The day finally came when I was able to enter the scholarly world myself, and I was initiated into school life with a bee sting on the first day of first grade. Trying to hold my tears back didn’t work, so I wailed as the motherly teacher’s assistant carried me through the halls in her arms, patting my back. That bee sting might have been an omen, but I’m not much one for superstition.

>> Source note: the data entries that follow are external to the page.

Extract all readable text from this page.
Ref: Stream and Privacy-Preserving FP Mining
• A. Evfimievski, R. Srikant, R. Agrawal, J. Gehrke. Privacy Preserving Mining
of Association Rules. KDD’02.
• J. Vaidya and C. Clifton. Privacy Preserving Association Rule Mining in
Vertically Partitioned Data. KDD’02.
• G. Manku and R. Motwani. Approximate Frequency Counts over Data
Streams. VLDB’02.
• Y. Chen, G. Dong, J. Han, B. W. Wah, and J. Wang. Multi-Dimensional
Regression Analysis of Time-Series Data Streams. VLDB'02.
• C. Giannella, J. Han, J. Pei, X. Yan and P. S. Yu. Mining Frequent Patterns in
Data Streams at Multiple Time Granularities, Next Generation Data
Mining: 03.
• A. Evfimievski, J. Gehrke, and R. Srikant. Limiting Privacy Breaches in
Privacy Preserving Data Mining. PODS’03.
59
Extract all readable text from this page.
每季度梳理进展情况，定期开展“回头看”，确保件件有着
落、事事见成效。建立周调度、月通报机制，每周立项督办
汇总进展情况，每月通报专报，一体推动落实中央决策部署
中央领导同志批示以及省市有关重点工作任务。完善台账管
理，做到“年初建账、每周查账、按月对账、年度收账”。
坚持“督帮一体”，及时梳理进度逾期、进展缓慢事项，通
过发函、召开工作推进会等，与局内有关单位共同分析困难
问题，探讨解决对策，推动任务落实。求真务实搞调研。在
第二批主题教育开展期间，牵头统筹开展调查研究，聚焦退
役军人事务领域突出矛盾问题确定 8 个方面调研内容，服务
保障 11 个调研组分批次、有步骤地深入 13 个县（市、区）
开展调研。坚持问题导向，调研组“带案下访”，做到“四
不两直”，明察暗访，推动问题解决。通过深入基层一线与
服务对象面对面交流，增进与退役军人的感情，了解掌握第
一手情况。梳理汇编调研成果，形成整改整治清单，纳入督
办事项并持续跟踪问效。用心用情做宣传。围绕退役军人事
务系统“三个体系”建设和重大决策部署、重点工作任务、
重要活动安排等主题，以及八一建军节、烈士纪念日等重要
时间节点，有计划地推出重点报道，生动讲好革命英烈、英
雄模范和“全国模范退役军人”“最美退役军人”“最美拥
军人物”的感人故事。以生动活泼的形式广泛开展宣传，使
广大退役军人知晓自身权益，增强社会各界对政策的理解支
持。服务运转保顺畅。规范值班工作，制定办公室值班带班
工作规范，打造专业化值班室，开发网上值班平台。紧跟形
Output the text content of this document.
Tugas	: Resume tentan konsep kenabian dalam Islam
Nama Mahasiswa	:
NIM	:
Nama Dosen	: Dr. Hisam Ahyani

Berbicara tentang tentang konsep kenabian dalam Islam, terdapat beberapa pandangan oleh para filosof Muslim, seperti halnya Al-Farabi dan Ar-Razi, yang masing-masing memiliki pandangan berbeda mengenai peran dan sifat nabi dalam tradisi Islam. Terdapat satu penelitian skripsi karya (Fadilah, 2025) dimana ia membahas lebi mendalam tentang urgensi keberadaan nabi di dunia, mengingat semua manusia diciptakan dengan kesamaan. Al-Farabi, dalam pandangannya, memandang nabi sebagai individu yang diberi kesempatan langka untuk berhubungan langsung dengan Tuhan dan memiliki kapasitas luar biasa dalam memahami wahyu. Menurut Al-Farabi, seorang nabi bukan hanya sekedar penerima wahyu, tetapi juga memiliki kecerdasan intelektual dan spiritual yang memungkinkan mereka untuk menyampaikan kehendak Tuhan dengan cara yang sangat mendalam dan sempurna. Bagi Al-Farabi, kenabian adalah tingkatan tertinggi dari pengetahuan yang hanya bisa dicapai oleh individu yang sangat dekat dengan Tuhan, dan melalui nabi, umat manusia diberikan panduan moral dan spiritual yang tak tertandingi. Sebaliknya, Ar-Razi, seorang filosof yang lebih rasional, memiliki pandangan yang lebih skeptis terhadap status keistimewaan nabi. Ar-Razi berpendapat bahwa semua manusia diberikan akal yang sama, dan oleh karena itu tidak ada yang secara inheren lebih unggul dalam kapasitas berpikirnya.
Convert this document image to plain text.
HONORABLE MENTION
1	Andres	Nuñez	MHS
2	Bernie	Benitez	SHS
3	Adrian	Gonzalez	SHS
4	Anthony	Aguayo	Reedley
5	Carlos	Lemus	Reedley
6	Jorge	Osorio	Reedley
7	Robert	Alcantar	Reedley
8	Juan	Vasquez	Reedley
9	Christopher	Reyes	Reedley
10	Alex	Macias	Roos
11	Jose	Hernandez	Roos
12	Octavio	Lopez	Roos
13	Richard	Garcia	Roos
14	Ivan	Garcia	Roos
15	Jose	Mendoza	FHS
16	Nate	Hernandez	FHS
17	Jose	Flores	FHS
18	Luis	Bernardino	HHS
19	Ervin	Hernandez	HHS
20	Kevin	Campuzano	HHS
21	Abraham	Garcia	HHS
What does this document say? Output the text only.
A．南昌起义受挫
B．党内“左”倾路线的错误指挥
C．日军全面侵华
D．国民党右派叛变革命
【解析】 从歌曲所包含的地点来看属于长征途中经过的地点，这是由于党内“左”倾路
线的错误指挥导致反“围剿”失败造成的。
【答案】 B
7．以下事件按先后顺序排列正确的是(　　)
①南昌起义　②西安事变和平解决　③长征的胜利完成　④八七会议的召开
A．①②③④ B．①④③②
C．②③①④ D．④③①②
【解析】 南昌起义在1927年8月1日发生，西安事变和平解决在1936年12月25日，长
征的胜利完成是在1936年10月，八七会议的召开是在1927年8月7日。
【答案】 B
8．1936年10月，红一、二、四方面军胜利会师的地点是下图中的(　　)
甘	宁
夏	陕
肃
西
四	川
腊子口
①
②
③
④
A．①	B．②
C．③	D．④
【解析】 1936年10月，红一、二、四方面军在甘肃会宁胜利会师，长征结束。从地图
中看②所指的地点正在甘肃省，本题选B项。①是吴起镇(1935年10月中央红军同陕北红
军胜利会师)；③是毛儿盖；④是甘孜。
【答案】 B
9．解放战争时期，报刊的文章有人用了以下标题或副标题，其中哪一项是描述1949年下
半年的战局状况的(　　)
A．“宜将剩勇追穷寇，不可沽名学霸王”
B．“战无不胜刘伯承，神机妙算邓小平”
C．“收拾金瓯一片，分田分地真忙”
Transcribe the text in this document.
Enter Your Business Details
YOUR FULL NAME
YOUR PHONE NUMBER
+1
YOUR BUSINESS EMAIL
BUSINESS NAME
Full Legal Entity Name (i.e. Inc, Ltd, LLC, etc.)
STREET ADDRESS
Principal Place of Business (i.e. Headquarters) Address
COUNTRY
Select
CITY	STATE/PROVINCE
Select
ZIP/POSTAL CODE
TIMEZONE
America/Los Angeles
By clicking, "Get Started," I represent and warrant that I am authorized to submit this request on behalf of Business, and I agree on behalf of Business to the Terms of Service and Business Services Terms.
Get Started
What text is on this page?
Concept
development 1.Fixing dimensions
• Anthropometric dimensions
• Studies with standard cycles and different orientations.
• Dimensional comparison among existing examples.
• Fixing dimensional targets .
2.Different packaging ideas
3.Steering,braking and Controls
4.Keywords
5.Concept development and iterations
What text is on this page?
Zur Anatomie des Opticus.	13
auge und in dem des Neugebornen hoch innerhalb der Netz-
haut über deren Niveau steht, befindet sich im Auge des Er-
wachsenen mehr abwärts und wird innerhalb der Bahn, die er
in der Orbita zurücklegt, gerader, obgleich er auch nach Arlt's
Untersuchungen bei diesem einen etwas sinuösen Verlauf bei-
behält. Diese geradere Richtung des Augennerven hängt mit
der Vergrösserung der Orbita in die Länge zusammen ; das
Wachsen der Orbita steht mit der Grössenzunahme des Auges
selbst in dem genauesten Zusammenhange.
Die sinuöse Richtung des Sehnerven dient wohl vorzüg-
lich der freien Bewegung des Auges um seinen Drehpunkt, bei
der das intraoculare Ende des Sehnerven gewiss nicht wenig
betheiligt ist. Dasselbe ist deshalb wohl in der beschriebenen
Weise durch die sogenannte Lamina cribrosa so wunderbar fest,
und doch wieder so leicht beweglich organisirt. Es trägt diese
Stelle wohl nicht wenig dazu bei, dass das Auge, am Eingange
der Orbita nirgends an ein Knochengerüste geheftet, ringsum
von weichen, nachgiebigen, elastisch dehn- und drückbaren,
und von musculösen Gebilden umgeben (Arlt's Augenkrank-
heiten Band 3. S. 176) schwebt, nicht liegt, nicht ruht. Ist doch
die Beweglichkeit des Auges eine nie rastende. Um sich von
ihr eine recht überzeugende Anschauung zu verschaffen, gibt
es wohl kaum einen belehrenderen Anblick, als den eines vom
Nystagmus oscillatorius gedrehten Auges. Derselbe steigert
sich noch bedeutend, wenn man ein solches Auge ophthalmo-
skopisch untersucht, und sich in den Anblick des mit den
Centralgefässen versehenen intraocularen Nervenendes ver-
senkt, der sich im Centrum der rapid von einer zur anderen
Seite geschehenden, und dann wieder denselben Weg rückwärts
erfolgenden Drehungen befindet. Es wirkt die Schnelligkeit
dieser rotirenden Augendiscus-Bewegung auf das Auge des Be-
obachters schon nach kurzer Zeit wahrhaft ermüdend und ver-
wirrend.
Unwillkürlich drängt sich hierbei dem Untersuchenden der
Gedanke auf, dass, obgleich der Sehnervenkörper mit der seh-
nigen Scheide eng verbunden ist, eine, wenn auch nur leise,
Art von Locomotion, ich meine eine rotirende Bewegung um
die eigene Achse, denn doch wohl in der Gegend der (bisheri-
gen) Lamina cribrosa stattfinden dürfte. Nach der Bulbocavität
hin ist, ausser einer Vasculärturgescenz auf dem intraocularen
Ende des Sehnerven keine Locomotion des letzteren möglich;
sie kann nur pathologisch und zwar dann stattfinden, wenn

Not long after school started, I began wetting the bed almost every night, and I was so dang thirsty all the time. In case you haven’t recently wet the bed or gone camping in the rain, I will remind you that waking up in a soggy bed is remarkably unpleasant. My parents weren’t too pleased themselves, and wondered if I was just acting out because of all the changes going on in my life. The day before my mom left on a trip to Alaska for my grandparents’ final wedding anniversary she took me to the clinic to have some labwork done. It happened to be picture day at school, so she returned me to school in time for my first-grade portrait to be taken. She shortly returned, however, with an ominous bag of my clothes in the car and a doll that I didn’t even like and told me we had to go back to the hospital. I asked her plaintively if I would have to have a shot. Over the next five days in the Intensive Care Unit I had a lot of shots while I learned what Juvenile Diabetes was and tried to adjust to the fact that it was permanent. Having to take shots every day for the rest of your life probably sounds a lot more fun to a cowboy in a cantina than to a six-year-old girl in a hospital bed. I did enjoy the privilege of eating from the hospital’s menu for those five days, but I was a little miffed when they kept forgetting to bring me the ice cream I wanted. When I was finally released from the hospital and got back home I realized my life was already irreparably changed and the best I could do was to grin and bear it.
A few weeks later my package of school pictures arrived. I recently ran across them in a pile of old photographs. The little girl grinning lethargically from the page with half her teeth missing and dark circles under her eyes is the face of growing up. She is still a little kid, yes, but it’s obvious that the gleam that childhood paints on the world has worn thin, and she has already experienced tribulations that often come with, or lead to, maturity. It’s bittersweet for me because I wish that the child-like faith in the complete magic of life was unbroken, but the difficulties I went through tempered my character and made me appreciate life’s beauty because of a starker contrast. My first-grade picture from 1996 is a single moment forever memorializing my coming-of-age into the real world, leaving the safe haven of childhood behind for the unknown mysteries of maturity. But if Shakespeare was here, he might allow me one last liberty in order to quell the fears of growing up. As the preface to my opening quote would go, “Be not afraid of maturity.”